Keywords: Plasma membrane ; Proteolipid ; Epididymis ; Spermatozoa (ram) ; Life and Medical Sciences ; Cell & Developmental Biology

Source: Wiley InterScience Backfile Collection 1832-2000

Topics: Biology

Notes: We examine here the biochemical properties and epididymal localization of a maturation dependent ram sperm surface antigen. A monoclonal antibody, ESA152, identifies an antigen that is present on the surface of ejaculated sperm, but is absent from testicular sperm. Crosslinking of the ESA152 antigen with bivalent antibodies induces the acrosome reaction, redistributing the antigen into the anterior region of the sperm head where it associates with the fusion product of the plasma membrane and the outer acrosomal membrane. The ESA152 antigen appears as a polypeptide of 18 kDa on immunoblots of SDS-polyacrylamide gels.

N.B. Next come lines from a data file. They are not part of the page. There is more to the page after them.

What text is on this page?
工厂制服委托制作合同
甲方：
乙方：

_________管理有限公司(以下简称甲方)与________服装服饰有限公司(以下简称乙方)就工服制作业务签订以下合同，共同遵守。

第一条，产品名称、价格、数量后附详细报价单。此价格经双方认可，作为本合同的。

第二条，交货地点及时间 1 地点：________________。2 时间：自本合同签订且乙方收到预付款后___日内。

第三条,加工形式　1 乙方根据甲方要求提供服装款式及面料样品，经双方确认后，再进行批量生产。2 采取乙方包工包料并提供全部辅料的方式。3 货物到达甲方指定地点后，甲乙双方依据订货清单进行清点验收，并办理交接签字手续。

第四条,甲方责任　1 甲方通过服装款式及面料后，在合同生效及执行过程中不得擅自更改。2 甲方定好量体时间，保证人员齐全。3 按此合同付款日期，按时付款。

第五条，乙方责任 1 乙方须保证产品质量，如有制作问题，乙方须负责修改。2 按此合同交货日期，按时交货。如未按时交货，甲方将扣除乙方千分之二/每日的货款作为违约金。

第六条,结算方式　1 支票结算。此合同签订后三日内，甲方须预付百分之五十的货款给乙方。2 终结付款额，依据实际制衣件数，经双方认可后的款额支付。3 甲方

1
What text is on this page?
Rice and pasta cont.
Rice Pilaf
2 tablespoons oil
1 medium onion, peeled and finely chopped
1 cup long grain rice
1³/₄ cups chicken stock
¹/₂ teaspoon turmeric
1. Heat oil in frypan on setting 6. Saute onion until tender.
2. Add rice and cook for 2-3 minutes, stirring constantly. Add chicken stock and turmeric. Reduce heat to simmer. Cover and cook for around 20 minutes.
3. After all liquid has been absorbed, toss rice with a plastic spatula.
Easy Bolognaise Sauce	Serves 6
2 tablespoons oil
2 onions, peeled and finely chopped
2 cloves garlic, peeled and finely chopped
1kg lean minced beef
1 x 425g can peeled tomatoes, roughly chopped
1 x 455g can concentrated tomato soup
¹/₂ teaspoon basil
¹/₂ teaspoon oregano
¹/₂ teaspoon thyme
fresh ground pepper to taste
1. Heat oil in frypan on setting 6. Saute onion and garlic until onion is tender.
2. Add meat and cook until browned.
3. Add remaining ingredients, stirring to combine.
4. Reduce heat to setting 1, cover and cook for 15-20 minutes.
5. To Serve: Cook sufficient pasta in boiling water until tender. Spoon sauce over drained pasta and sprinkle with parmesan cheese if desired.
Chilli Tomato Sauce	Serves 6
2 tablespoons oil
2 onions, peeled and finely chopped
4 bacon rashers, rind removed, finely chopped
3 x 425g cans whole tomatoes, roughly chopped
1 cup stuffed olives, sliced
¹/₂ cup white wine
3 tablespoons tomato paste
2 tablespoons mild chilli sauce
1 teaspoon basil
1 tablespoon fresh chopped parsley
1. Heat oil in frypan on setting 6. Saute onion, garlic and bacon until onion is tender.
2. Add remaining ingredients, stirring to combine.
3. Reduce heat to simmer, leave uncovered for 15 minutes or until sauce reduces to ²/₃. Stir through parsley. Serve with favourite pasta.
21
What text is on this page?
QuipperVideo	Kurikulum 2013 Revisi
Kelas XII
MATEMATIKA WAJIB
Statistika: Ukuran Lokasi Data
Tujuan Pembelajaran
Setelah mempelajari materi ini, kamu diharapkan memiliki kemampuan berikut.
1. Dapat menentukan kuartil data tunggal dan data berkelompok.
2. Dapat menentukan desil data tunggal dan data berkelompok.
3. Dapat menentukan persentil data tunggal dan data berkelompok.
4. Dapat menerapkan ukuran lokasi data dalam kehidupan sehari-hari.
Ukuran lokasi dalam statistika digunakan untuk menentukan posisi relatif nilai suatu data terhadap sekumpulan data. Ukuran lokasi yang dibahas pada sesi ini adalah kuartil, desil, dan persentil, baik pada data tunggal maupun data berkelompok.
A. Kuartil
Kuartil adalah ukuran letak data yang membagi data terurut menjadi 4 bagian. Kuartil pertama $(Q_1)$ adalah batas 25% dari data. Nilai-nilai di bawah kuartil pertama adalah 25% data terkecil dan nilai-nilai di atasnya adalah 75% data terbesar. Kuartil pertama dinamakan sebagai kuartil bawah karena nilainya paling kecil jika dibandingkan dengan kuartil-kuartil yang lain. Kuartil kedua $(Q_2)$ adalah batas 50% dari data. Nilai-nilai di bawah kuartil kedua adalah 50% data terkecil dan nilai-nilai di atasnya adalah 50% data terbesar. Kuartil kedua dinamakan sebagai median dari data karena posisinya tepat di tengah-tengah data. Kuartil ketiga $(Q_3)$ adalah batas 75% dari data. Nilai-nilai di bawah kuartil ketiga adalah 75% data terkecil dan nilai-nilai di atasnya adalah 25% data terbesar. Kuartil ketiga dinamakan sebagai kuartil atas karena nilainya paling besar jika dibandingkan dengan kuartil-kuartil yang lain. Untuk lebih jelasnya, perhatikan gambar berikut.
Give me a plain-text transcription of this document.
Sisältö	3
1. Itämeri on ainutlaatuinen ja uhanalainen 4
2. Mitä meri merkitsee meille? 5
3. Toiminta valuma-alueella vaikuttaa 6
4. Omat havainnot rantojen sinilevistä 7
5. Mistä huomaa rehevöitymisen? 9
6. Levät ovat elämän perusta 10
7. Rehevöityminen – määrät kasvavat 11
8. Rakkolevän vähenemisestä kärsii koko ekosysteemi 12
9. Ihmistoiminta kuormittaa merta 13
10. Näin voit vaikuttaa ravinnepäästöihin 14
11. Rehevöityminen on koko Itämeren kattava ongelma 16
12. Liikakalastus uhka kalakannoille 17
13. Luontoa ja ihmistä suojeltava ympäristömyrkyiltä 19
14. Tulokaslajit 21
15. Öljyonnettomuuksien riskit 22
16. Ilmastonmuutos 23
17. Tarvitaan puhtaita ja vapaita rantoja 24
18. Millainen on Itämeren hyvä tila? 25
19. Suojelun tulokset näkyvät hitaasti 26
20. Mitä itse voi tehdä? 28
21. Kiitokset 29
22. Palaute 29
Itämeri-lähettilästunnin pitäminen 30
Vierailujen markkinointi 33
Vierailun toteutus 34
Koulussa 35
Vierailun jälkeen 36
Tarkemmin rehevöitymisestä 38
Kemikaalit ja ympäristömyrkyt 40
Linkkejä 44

The ESA152 epitope includes the sialic acid termini of N-linked oligosaccharides, as shown by its sensitivity to neuraminidase and endoglycosidase F. The ESA152 antigen is a highly hydrophobic integral membrane protein that resists aqueous extraction, partitions into the detergent phase of Triton-X-114, and solubilizes in chloroform-methanol mixtures. The anchoring of ESA152 is unaffected by phosphtidylinositol specific phospholipase C. The antigen is absent from extracts of caput and corpus epididymidis but appears abruptly in the first segment of the cauda. Immunofluorescence reveals that the ESA152 epitope first appears in clusters of cells in the luminal epithelium of the proximal cauda, prior to or concurrent with its appearance on sperm. © 1993 Wiley-Liss, Inc.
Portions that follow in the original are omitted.